As Alibaba prepares to kickstart its India e-commerce play with Paytm Mallon Monday, the Noida-based company has reassigned top management roles to up the ante in the highly competitive online retail market.
Paytm recently spun off its commerce business where Alibaba would own more than 40% stake, paving the way for the Chinese internet conglomerate’s direct entry into the local online retail market. Paytm Mall will challenge players like Flipkart, Amazon and Snapdeal, setting the stage for an intense battle.
Paytm has moved two of its vice-presidents, Amit Bagaria and Saurabh Vashishtha, to the new commerce business, while another vice-president, Sudhanshu Gupta, who was looking at the company’s erstwhile commerce business, has joined the payments part of the venture.

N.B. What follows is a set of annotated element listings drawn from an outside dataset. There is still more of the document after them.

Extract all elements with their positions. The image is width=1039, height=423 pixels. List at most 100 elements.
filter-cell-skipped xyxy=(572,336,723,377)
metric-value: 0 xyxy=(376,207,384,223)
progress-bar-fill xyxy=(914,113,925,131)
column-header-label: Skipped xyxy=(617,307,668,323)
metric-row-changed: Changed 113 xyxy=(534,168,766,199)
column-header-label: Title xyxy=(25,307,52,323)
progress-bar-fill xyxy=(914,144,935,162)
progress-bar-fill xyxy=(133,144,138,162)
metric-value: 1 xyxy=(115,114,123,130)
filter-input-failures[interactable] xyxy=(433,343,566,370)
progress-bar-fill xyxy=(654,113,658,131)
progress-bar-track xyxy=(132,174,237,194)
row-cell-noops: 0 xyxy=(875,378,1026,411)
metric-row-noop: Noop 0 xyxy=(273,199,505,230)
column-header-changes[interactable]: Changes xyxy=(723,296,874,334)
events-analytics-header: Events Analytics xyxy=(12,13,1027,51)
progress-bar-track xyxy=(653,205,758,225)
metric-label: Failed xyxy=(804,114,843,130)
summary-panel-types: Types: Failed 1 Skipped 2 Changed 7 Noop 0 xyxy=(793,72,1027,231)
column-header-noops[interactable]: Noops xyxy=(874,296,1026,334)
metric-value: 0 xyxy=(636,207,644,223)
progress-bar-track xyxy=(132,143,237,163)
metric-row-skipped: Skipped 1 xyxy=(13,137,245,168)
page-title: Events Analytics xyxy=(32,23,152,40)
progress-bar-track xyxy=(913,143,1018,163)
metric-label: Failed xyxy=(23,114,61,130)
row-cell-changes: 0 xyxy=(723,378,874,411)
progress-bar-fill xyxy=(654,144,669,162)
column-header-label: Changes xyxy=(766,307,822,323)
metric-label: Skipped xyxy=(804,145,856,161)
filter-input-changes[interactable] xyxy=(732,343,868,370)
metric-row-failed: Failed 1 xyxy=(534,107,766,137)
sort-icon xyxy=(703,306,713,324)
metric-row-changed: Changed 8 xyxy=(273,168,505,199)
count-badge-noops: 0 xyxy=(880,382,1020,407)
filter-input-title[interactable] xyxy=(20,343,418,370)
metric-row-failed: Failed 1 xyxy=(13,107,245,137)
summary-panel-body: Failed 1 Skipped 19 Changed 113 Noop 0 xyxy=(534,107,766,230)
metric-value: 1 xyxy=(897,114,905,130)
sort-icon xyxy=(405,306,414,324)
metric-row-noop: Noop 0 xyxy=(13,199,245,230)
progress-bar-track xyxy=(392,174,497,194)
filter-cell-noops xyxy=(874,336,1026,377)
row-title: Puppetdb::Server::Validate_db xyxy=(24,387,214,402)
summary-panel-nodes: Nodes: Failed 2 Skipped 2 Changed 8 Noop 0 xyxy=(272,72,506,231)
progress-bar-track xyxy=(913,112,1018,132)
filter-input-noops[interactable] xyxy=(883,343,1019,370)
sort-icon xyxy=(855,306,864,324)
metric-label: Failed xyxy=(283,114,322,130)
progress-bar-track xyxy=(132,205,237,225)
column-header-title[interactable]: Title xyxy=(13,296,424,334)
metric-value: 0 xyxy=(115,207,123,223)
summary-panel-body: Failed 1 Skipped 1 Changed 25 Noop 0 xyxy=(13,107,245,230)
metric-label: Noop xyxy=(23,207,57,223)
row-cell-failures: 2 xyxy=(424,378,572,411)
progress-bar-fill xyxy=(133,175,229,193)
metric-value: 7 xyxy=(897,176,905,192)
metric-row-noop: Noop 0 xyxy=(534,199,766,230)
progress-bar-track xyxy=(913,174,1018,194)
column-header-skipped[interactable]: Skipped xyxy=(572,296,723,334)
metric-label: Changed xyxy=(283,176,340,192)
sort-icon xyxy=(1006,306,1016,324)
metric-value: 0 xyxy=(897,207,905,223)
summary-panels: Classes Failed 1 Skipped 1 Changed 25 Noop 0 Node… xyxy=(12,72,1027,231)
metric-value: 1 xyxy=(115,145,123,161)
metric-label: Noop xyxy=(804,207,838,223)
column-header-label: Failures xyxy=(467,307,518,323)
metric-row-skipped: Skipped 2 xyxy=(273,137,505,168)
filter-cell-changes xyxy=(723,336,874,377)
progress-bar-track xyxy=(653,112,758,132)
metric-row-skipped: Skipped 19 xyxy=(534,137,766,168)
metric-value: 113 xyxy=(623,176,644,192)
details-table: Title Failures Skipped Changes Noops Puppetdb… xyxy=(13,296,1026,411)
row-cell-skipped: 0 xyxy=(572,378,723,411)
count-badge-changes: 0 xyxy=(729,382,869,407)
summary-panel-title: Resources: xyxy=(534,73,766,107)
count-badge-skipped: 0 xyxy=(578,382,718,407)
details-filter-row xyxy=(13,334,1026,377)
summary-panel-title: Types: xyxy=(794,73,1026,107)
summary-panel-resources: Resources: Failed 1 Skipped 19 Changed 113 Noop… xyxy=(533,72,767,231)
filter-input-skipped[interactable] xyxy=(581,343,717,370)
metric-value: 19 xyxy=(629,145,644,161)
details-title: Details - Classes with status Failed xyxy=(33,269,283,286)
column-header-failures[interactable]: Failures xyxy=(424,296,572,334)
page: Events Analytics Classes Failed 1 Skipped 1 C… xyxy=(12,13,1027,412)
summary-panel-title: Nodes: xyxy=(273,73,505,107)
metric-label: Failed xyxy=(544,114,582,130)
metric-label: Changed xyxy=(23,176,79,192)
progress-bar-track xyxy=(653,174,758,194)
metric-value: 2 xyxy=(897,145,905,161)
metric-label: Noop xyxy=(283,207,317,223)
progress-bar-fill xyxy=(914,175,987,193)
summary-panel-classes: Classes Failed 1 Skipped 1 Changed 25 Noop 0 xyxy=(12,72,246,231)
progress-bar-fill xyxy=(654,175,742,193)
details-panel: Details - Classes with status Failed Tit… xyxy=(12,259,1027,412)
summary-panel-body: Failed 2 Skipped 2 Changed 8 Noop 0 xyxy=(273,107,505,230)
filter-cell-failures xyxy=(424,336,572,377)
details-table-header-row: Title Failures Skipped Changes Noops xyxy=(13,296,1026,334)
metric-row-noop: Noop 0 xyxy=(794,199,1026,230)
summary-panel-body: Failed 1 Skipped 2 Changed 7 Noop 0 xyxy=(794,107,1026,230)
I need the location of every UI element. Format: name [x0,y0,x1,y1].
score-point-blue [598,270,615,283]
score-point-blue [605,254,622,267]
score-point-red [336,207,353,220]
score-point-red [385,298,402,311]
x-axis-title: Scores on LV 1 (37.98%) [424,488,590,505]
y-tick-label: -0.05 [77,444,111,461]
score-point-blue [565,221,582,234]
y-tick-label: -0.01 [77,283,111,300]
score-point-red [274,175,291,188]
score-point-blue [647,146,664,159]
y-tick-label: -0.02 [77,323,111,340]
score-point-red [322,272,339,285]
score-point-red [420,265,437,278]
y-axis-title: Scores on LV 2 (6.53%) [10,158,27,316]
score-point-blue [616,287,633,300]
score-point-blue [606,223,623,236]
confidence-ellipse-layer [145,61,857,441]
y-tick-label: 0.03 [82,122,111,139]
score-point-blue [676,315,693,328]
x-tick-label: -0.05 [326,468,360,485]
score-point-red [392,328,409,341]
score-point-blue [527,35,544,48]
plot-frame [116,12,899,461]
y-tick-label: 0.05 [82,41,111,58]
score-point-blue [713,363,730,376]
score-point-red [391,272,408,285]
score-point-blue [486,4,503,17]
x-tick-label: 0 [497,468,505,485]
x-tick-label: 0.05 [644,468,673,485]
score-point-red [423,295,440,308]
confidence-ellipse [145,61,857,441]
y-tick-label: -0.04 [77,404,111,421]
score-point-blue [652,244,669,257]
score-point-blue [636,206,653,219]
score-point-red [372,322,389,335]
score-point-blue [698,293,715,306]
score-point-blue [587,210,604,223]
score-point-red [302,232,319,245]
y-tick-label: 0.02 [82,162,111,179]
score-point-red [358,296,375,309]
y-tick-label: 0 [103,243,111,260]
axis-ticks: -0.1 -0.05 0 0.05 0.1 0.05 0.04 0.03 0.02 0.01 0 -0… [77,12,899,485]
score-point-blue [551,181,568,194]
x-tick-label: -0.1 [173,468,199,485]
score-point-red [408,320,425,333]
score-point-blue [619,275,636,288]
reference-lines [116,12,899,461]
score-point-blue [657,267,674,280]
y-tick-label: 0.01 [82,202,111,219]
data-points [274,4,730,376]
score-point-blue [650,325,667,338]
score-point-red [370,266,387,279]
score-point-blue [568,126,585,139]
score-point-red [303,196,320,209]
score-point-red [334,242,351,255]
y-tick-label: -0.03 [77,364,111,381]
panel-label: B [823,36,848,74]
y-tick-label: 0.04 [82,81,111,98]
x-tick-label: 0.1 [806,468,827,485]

The spun-off entity of Paytm is looking to raise fresh cash at a valuation of about $1 billion where Alibaba will pick up more than 40% stake, as reported by TOI in its February 3 edition. The Vijay Shekhar Sharma-founded Paytm is looking to raise $200 million.
“Paytm Mall will focus on structured categories and brand authorized stores. It will also focus on electronics, top fashion brands and FMCG products. We will also focus on fashion, home furnishing and SMEs with key focus on small sellers looking to leverage mobile commerce to enhance their business,” said Saurabh Vashishtha, VP at Paytm.
The company is starting with 17 fulfilment centres that have been set up by its partners and sellers. “The platform will offer sellers network of over 40 courier partners. Paytm Mall will not have the cash on delivery (COD) option. Most leading e-commerce companies witness 60-70% of their orders being placed via COD.